No(r)way! Arne Grette is taking a gap year

“I don’t speak English very often anymore,” Liberty High School Class of 2019 graduate Arne Grette said.
Instead, he speaks Norwegian.

That’s because Grette decided to take a gap year this year instead of starting his freshman year at Dartmouth. He’s spent the last few months at Valdres Folkehøgskole in Norway, where he has participated in activities such as ice climbing, fjord-kayaking, and navigating a 24 hour solo ski trip.
Folkehøgskole are schools for adults found all over Scandinavia; in countries like Norway and Denmark, it’s common for students to spend a gap year at one of them after graduating from high school. But a Folkehøgskole is very different from the school Liberty students are used to.

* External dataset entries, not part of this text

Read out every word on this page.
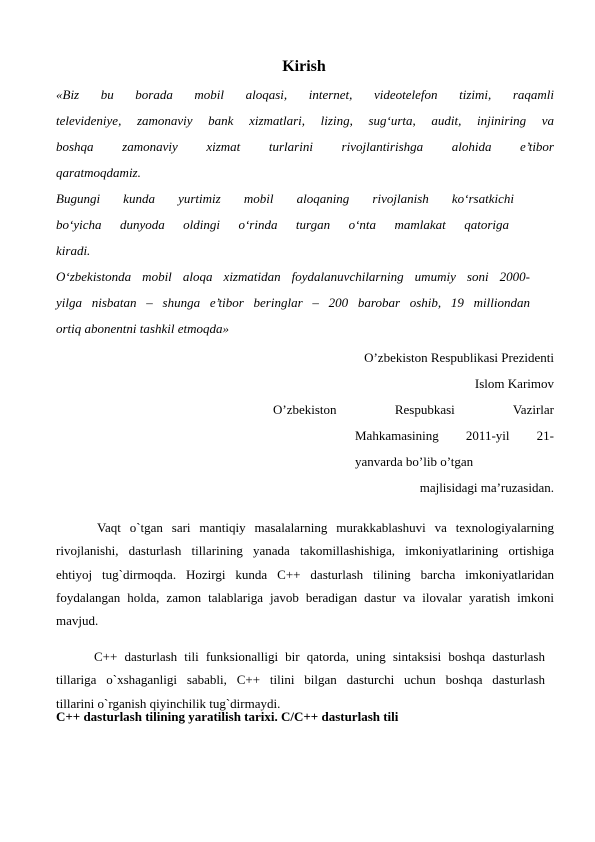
Kirish
«Biz bu borada mobil aloqasi, internet, videotelefon tizimi, raqamli
televideniye, zamonaviy bank xizmatlari, lizing, sug‘urta, audit, injiniring va
boshqa zamonaviy xizmat turlarini rivojlantirishga alohida e’tibor
qaratmoqdamiz.
Bugungi kunda yurtimiz mobil aloqaning rivojlanish ko‘rsatkichi
bo‘yicha dunyoda oldingi o‘rinda turgan o‘nta mamlakat qatoriga
kiradi.
O‘zbekistonda mobil aloqa xizmatidan foydalanuvchilarning umumiy soni 2000-
yilga nisbatan – shunga e’tibor beringlar – 200 barobar oshib, 19 milliondan
ortiq abonentni tashkil etmoqda»
O’zbekiston Respublikasi Prezidenti
Islom Karimov
O’zbekiston Respubkasi Vazirlar
Mahkamasining 2011-yil 21-
yanvarda bo’lib o’tgan
majlisidagi ma’ruzasidan.
Vaqt o`tgan sari mantiqiy masalalarning murakkablashuvi va texnologiyalarning
rivojlanishi, dasturlash tillarining yanada takomillashishiga, imkoniyatlarining ortishiga
ehtiyoj tug`dirmoqda. Hozirgi kunda C++ dasturlash tilining barcha imkoniyatlaridan
foydalangan holda, zamon talablariga javob beradigan dastur va ilovalar yaratish imkoni
mavjud.
C++ dasturlash tili funksionalligi bir qatorda, uning sintaksisi boshqa dasturlash
tillariga o`xshaganligi sababli, C++ tilini bilgan dasturchi uchun boshqa dasturlash
tillarini o`rganish qiyinchilik tug`dirmaydi.
C++ dasturlash tilining yaratilish tarixi. C/C++ dasturlash tili
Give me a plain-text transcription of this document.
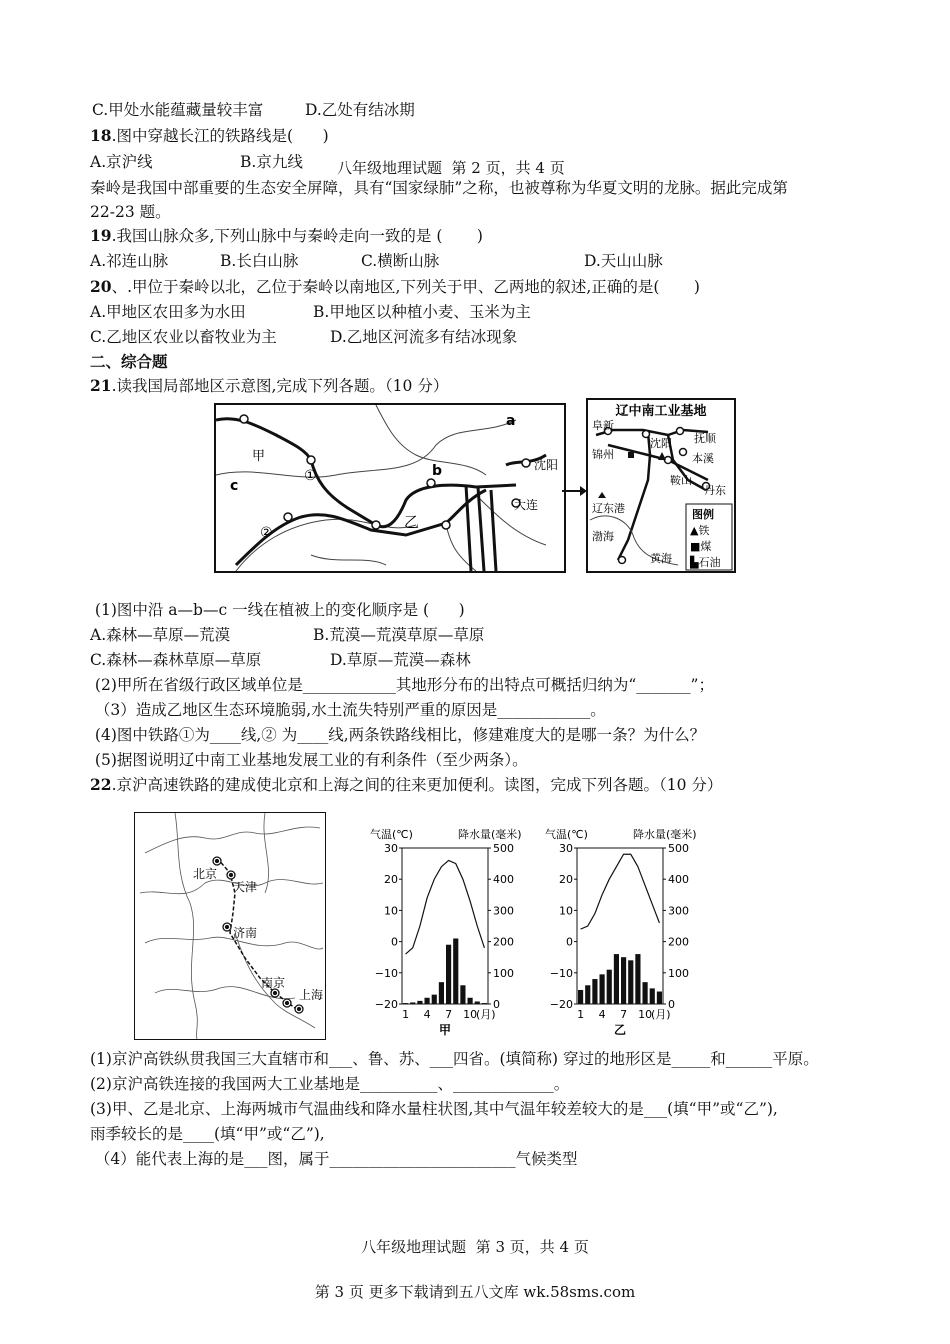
C.甲处水能蕴藏量较丰富	D.乙处有结冰期
18.图中穿越长江的铁路线是(      )
A.京沪线	B.京九线 八年级地理试题  第 2 页，共 4 页
秦岭是我国中部重要的生态安全屏障，具有“国家绿肺”之称，也被尊称为华夏文明的龙脉。据此完成第
22-23 题。
19.我国山脉众多,下列山脉中与秦岭走向一致的是 (       )
A.祁连山脉	B.长白山脉	C.横断山脉	D.天山山脉
20、.甲位于秦岭以北，乙位于秦岭以南地区,下列关于甲、乙两地的叙述,正确的是(       )
A.甲地区农田多为水田	B.甲地区以种植小麦、玉米为主
C.乙地区农业以畜牧业为主	D.乙地区河流多有结冰现象
二、综合题
21.读我国局部地区示意图,完成下列各题。（10 分）
a
b
c
甲
乙
①
②
沈阳
大连
辽中南工业基地
阜新
锦州
沈阳 抚顺
本溪
鞍山
丹东
辽东港
渤海
黄海
图例
▲铁
■煤
▙石油
(1)图中沿 a—b—c 一线在植被上的变化顺序是 (      )
A.森林—草原—荒漠	B.荒漠—荒漠草原—草原
C.森林—森林草原—草原	D.草原—荒漠—森林
(2)甲所在省级行政区域单位是____________其地形分布的出特点可概括归纳为“_______”；
（3）造成乙地区生态环境脆弱,水土流失特别严重的原因是____________。
(4)图中铁路①为____线,② 为____线,两条铁路线相比，修建难度大的是哪一条？为什么？
(5)据图说明辽中南工业基地发展工业的有利条件（至少两条）。
22.京沪高速铁路的建成使北京和上海之间的往来更加便利。读图，完成下列各题。（10 分）
北京
天津
济南
南京
上海
气温(℃)	降水量(毫米)
30
20
10
0
−10
−20
500
400
300
200
100
0
1 4 7 10
(月)
甲
气温(℃)	降水量(毫米)
30
20
10
0
−10
−20
500
400
300
200
100
0
1 4 7 10
(月)
乙
(1)京沪高铁纵贯我国三大直辖市和___、鲁、苏、___四省。(填简称) 穿过的地形区是_____和______平原。
(2)京沪高铁连接的我国两大工业基地是__________、_____________。
(3)甲、乙是北京、上海两城市气温曲线和降水量柱状图,其中气温年较差较大的是___(填“甲”或“乙”),
雨季较长的是____(填“甲”或“乙”),
（4）能代表上海的是___图，属于________________________气候类型
八年级地理试题  第 3 页，共 4 页
第 3 页 更多下载请到五八文库 wk.58sms.com
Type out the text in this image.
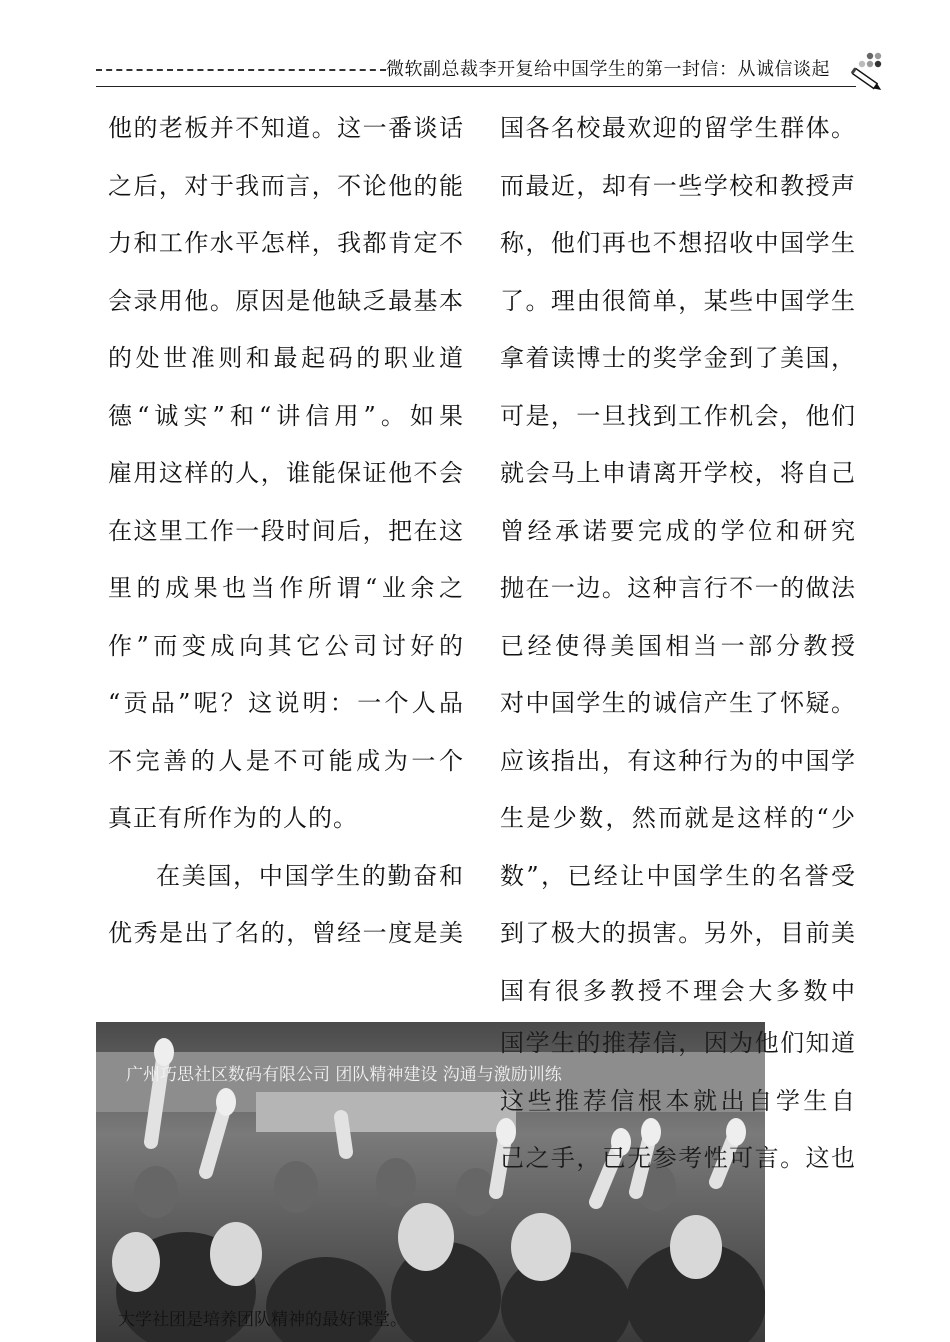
微软副总裁李开复给中国学生的第一封信：从诚信谈起
他的老板并不知道。这一番谈话
之后，对于我而言，不论他的能
力和工作水平怎样，我都肯定不
会录用他。原因是他缺乏最基本
的处世准则和最起码的职业道
德“诚实”和“讲信用”。如果
雇用这样的人，谁能保证他不会
在这里工作一段时间后，把在这
里的成果也当作所谓“业余之
作”而变成向其它公司讨好的
“贡品”呢？这说明：一个人品
不完善的人是不可能成为一个
真正有所作为的人的。
在美国，中国学生的勤奋和
优秀是出了名的，曾经一度是美
国各名校最欢迎的留学生群体。
而最近，却有一些学校和教授声
称，他们再也不想招收中国学生
了。理由很简单，某些中国学生
拿着读博士的奖学金到了美国，
可是，一旦找到工作机会，他们
就会马上申请离开学校，将自己
曾经承诺要完成的学位和研究
抛在一边。这种言行不一的做法
已经使得美国相当一部分教授
对中国学生的诚信产生了怀疑。
应该指出，有这种行为的中国学
生是少数，然而就是这样的“少
数”，已经让中国学生的名誉受
到了极大的损害。另外，目前美
国有很多教授不理会大多数中
广州巧思社区数码有限公司 团队精神建设 沟通与激励训练
国学生的推荐信，因为他们知道
这些推荐信根本就出自学生自
己之手，已无参考性可言。这也
大学社团是培养团队精神的最好课堂。
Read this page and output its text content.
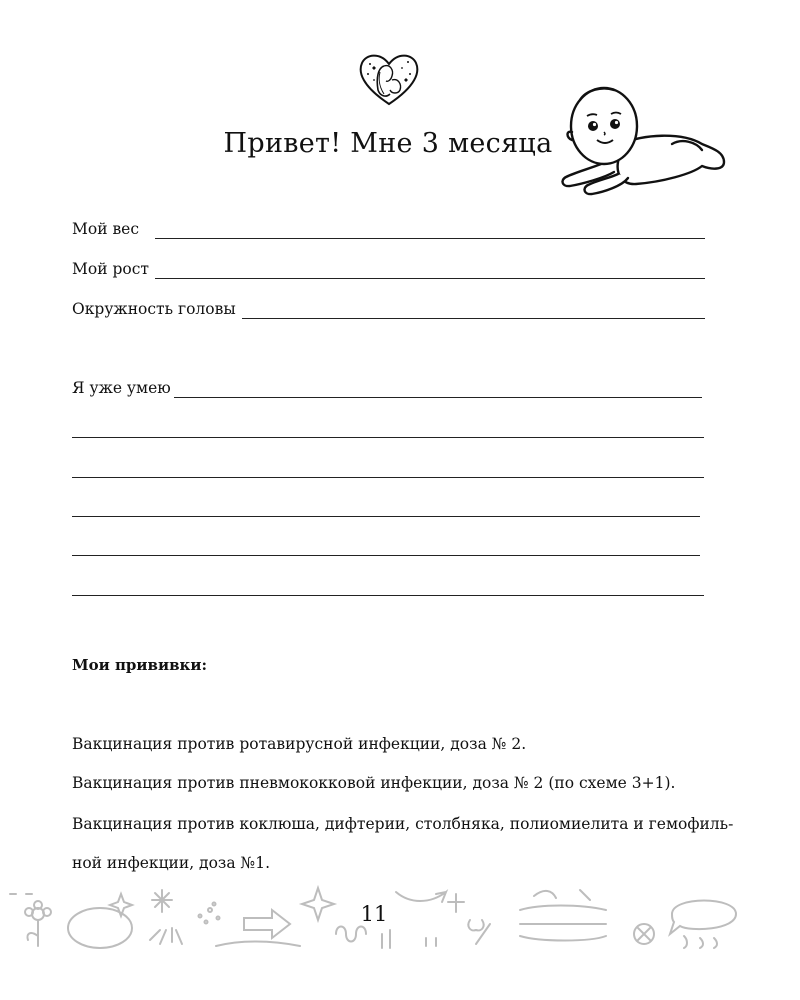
Привет! Мне 3 месяца
Мой вес
Мой рост
Окружность головы
Я уже умею
Мои прививки:
Вакцинация против ротавирусной инфекции, доза № 2.
Вакцинация против пневмококковой инфекции, доза № 2 (по схеме 3+1).
Вакцинация против коклюша, дифтерии, столбняка, полиомиелита и гемофиль-
ной инфекции, доза №1.
11
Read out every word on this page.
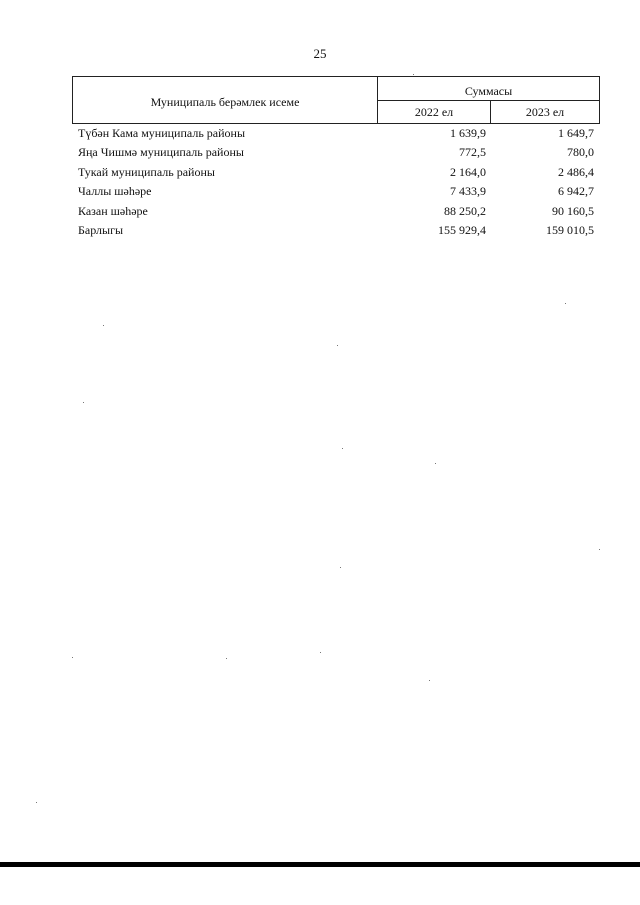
25
Муниципаль берәмлек исеме
Суммасы
2022 ел	2023 ел
Түбән Кама муниципаль районы	1 639,9	1 649,7
Яңа Чишмә муниципаль районы	772,5	780,0
Тукай муниципаль районы	2 164,0	2 486,4
Чаллы шәһәре	7 433,9	6 942,7
Казан шәһәре	88 250,2	90 160,5
Барлыгы	155 929,4	159 010,5
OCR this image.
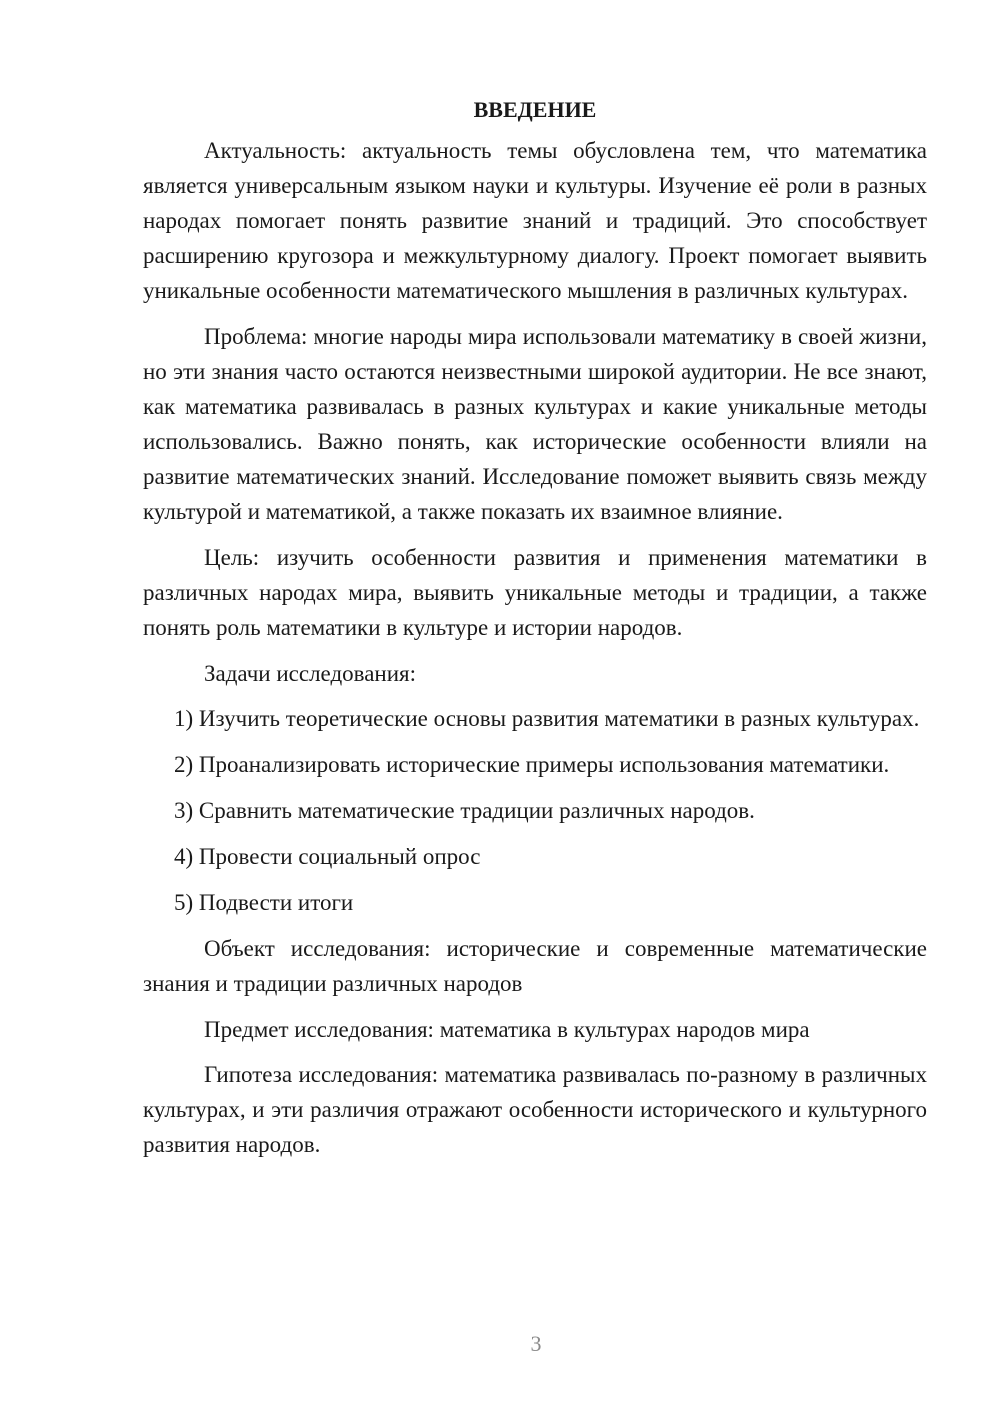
ВВЕДЕНИЕ

Актуальность: актуальность темы обусловлена тем, что математика является универсальным языком науки и культуры. Изучение её роли в разных народах помогает понять развитие знаний и традиций. Это способствует расширению кругозора и межкультурному диалогу. Проект помогает выявить уникальные особенности математического мышления в различных культурах.

Проблема: многие народы мира использовали математику в своей жизни, но эти знания часто остаются неизвестными широкой аудитории. Не все знают, как математика развивалась в разных культурах и какие уникальные методы использовались. Важно понять, как исторические особенности влияли на развитие математических знаний. Исследование поможет выявить связь между культурой и математикой, а также показать их взаимное влияние.

Цель: изучить особенности развития и применения математики в различных народах мира, выявить уникальные методы и традиции, а также понять роль математики в культуре и истории народов.

Задачи исследования:

1) Изучить теоретические основы развития математики в разных культурах.

2) Проанализировать исторические примеры использования математики.

3) Сравнить математические традиции различных народов.

4) Провести социальный опрос

5) Подвести итоги

Объект исследования: исторические и современные математические знания и традиции различных народов

Предмет исследования: математика в культурах народов мира

Гипотеза исследования: математика развивалась по-разному в различных культурах, и эти различия отражают особенности исторического и культурного развития народов.

3
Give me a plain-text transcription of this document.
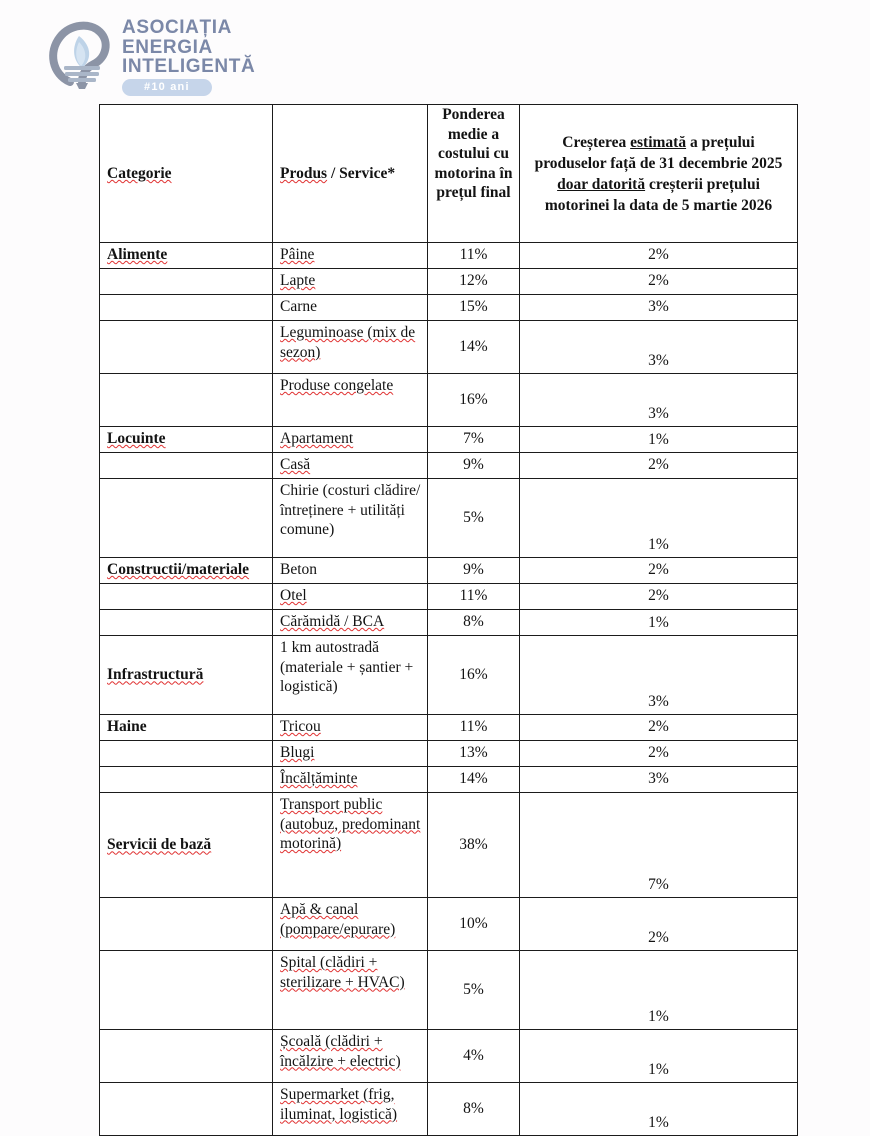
ASOCIAȚIA
ENERGIA
INTELIGENTĂ
#10 ani
Categorie	Produs / Service*	Ponderea medie a costului cu motorina în prețul final	Creșterea estimată a prețului produselor față de 31 decembrie 2025 doar datorită creșterii prețului motorinei la data de 5 martie 2026

Alimente	Pâine	11%	2%

	Lapte	12%	2%

	Carne	15%	3%

	Leguminoase (mix de sezon)	14%	3%

	Produse congelate	16%	3%

Locuinte	Apartament	7%	1%

	Casă	9%	2%

	Chirie (costuri clădire/întreținere + utilități comune)	5%	1%

Constructii/materiale	Beton	9%	2%

	Otel	11%	2%

	Cărămidă / BCA	8%	1%

Infrastructură	1 km autostradă (materiale + șantier + logistică)	16%	3%

Haine	Tricou	11%	2%

	Blugi	13%	2%

	Încălțăminte	14%	3%

Servicii de bază	Transport public (autobuz, predominant motorină)	38%	7%

	Apă & canal (pompare/epurare)	10%	2%

	Spital (clădiri + sterilizare + HVAC)	5%	1%

	Școală (clădiri + încălzire + electric)	4%	1%

	Supermarket (frig, iluminat, logistică)	8%	1%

“My main class focuses on hiking and ski trips in the mountains, but other people specialize in activities like paragliding or dog-sledding,” Grette said. “There are a lot of cool electives to take like rock-climbing and hockey, things to do during our free time, and no grades or tests.”
The fact that he’s not in a traditional school doesn’t mean Grette isn’t learning; in fact, the opposite is the case.
“While I haven’t been learning in a classroom setting, this year has helped me learn more about leadership and communication. It’s also given me a chance to figure out how to adapt and thrive in a completely different setting than I’m used to, with a new living situation, school, people, and language,” Grette said.
As one of only a few foreigners at Valdres, Grette has been immersed in Norway’s language and culture—but although that might seem a little stressful, Grette’s had the opposite experience.
“I have essentially no stressors in my life anymore, so I’m much more relaxed and am able to just kick back and enjoy every day of the week,” Grette said.
Overall, Grette says that his gap year has done a world of good for him.
“If I had gone directly from high school into my freshman year of college, I would have made the same mistakes I did in high school,” Grette said. “I would have overcommitted myself with academics and extracurriculars, thought too much about my future plans, and not focused enough on doing things just because I like doing them.